C’est une faveur qu’on lui accorde. Aux autres tables, on boit des apéros. Des petits jaunes, des blancs cassés, des kirs, des communards. Parfois, dans un coin, quelqu’un mange un jambon-beurre, avec une bière ou un ballon de côtes. Ce sont en général des gens de passage, des jeunes, une étudiante, un couple. Des égarés. Il leur arrive de demander si on peut manger. Ludovic dit que non, seulement des sandwiches. Les passants jettent un œil vers Pierrot, attablé devant son repas. Ils n’insistent pas.
On ne fait pas de menu spécial pour lui. Il mange ce que mange la famille du bistrotier. Une part de plus, une part de moins, pour ce que ça change. S’il vient, il mange, s’il ne vient pas, tant pis.
Puisqu’il paie, il mange dans la salle. C’est la seule différence. Ludovic lui apporte son assiette, la remporte, pioche dans le plat familial, la rapporte. On ne voit jamais Mme Ludovic dans la salle. Tout se passe à la bonne franquette.

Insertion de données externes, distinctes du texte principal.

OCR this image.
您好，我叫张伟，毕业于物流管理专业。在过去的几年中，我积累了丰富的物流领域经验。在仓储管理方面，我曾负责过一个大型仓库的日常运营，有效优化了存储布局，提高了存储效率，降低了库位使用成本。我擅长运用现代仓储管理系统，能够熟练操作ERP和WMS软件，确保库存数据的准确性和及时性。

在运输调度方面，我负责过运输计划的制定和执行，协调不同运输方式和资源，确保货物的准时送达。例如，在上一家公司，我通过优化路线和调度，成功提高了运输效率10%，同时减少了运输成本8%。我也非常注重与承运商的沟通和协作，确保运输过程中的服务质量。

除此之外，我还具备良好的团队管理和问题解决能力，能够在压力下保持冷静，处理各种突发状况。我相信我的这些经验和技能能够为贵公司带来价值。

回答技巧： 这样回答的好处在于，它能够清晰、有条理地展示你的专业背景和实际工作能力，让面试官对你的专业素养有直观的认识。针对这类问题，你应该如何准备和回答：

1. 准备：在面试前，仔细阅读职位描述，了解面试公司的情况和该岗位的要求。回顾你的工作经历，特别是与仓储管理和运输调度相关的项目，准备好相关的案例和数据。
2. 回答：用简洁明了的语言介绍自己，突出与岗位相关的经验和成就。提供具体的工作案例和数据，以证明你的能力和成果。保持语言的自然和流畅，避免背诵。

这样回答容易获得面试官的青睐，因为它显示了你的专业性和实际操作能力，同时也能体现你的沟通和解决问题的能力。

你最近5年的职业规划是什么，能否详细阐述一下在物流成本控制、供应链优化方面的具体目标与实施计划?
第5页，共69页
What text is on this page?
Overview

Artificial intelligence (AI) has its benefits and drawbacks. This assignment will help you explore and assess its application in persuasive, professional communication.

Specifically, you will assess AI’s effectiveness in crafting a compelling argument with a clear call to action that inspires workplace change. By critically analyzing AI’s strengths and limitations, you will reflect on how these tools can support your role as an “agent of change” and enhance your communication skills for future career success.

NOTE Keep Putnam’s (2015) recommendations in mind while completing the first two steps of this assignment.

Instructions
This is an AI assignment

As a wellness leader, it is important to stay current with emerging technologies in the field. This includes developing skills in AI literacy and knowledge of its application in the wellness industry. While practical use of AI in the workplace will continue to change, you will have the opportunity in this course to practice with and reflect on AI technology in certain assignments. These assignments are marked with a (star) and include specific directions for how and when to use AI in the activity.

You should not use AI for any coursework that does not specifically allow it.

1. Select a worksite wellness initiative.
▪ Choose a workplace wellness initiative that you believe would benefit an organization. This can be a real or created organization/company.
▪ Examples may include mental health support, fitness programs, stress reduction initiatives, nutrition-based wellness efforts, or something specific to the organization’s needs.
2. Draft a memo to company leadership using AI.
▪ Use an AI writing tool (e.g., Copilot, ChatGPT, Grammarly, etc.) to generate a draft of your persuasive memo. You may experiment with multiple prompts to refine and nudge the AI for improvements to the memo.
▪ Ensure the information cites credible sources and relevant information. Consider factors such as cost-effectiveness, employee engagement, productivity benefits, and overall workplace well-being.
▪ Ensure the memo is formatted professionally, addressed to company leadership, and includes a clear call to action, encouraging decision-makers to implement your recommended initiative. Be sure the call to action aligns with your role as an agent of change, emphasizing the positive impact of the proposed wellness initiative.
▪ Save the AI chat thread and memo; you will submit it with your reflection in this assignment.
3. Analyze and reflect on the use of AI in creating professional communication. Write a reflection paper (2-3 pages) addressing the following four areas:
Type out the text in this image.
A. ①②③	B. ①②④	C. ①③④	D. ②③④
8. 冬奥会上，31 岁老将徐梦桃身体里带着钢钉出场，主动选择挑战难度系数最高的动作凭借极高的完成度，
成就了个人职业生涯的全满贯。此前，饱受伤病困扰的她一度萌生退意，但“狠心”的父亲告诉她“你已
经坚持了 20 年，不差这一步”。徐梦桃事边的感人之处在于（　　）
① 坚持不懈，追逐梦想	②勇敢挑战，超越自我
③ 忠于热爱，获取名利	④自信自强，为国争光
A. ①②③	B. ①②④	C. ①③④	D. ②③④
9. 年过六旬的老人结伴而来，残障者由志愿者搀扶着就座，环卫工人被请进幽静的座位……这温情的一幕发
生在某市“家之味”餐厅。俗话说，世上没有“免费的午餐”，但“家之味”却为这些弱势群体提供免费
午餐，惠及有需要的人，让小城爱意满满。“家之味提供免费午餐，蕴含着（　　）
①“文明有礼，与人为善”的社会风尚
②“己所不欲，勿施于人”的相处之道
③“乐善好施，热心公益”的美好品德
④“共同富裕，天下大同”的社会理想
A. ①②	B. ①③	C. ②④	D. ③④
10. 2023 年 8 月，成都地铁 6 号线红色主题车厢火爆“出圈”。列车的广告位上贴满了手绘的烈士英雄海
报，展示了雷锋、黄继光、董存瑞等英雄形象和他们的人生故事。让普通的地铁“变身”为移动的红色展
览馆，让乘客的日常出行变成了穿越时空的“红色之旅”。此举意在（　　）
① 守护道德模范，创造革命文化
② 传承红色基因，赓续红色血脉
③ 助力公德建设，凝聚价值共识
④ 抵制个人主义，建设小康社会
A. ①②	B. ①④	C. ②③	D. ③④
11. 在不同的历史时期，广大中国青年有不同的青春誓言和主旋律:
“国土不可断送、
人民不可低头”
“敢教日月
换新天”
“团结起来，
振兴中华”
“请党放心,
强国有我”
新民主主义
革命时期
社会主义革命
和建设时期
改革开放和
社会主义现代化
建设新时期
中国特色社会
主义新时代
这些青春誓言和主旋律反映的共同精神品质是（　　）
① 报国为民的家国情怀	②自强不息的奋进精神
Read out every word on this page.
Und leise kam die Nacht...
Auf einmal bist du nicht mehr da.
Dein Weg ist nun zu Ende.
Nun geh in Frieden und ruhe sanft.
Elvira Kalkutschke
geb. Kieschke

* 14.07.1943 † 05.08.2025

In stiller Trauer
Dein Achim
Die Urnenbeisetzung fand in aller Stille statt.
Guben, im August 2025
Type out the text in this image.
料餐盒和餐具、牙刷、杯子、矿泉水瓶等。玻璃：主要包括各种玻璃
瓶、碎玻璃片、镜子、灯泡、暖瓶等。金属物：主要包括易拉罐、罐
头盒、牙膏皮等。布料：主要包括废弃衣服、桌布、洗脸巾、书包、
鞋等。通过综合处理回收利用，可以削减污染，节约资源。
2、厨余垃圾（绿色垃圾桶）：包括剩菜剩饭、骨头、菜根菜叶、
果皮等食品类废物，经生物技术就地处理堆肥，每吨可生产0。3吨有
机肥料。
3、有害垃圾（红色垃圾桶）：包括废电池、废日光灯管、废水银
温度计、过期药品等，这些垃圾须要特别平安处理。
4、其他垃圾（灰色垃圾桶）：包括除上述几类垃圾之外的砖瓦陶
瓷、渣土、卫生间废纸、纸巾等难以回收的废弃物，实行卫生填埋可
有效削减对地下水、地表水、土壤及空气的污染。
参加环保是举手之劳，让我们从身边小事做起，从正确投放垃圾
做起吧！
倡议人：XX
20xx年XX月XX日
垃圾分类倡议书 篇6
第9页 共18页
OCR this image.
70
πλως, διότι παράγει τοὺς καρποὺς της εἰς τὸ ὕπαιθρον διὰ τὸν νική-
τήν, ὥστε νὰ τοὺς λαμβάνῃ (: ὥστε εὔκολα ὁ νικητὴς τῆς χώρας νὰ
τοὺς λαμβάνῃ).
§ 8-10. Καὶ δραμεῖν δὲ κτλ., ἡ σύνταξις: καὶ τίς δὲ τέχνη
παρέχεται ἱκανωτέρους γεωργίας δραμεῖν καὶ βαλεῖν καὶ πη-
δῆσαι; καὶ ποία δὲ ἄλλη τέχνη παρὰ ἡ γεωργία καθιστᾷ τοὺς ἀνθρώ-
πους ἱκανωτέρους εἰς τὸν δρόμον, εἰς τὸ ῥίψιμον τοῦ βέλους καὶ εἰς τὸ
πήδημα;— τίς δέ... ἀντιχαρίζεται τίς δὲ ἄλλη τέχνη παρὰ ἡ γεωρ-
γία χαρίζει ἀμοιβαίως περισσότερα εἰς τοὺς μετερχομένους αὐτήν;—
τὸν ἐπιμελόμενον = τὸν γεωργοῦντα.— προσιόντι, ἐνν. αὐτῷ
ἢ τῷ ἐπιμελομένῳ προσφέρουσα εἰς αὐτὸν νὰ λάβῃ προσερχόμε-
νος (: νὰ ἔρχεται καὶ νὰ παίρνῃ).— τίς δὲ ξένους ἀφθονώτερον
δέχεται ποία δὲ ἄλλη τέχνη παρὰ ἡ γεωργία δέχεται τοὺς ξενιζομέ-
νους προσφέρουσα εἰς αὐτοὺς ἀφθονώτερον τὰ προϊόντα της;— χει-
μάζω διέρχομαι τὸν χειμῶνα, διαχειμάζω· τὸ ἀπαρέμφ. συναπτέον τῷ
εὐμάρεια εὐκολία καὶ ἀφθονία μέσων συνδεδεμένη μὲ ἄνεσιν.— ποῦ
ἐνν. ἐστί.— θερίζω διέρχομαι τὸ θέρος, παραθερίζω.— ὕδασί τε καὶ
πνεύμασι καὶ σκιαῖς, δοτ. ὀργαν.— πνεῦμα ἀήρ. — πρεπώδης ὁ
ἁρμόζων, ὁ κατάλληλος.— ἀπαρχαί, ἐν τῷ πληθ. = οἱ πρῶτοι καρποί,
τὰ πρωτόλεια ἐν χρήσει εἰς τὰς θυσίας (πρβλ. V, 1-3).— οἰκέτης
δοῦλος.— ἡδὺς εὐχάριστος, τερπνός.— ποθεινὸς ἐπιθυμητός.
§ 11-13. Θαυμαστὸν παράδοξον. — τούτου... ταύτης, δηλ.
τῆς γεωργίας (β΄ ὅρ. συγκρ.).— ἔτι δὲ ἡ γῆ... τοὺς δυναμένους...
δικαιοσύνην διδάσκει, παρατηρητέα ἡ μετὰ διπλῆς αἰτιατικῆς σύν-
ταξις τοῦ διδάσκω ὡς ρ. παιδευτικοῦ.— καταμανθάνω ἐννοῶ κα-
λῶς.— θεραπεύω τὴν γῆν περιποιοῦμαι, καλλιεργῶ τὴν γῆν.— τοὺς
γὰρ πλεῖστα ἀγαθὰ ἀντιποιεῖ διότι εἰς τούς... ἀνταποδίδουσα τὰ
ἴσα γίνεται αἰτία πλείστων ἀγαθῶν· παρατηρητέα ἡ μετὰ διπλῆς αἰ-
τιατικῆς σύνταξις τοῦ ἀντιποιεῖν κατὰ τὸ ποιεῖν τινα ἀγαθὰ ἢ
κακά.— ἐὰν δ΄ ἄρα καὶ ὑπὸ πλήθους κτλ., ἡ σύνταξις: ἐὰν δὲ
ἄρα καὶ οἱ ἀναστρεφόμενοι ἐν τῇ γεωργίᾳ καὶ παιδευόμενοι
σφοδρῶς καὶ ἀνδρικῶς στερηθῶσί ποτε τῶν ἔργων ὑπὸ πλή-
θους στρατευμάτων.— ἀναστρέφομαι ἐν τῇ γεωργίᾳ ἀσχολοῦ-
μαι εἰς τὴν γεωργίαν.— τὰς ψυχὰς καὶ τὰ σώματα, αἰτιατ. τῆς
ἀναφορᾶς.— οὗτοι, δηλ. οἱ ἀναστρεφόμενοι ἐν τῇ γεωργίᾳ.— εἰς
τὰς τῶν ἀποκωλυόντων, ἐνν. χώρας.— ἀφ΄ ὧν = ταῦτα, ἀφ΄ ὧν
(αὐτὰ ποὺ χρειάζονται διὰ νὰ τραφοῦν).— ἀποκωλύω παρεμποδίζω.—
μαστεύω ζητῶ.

Certains jours cependant Pierrot ne vient pas manger. Il va dans les rues piétonnes du centre-ville, ou au centre commercial. On y vend des hot-dogs et des pan-bagnats, il achète de quoi grignoter en marchant, il va où ses pas l’entraînent, il côtoie des gens pressés, il se baguenaude, il dépense du temps.
Un jour, même, il s’est offert la cafétéria. Au fond, il a estimé qu’on ne s’y trouvait pas si mal que ça.
On prend son plateau, on se sert, on paie, on s’assoit, on n’a pas besoin de parler, on est seul. Les paroles alentour se perdent dans un brouhaha de réfectoire. Les voix s’additionnent aux bruits de fourchettes et de verres et c’est tout. Tout s’agglomère dans une rumeur que le plafond bas assourdit. On peut ignorer ce que racontent les gens à la table d’à côté. On n’entend pas les mots, le bruit les remplace.
D’une certaine façon c’est mieux que dans le bistrot de Ludovic, où aucun dialogue n’échappe aux voisins, et où il faut participer. On ne peut pas s’y soustraire.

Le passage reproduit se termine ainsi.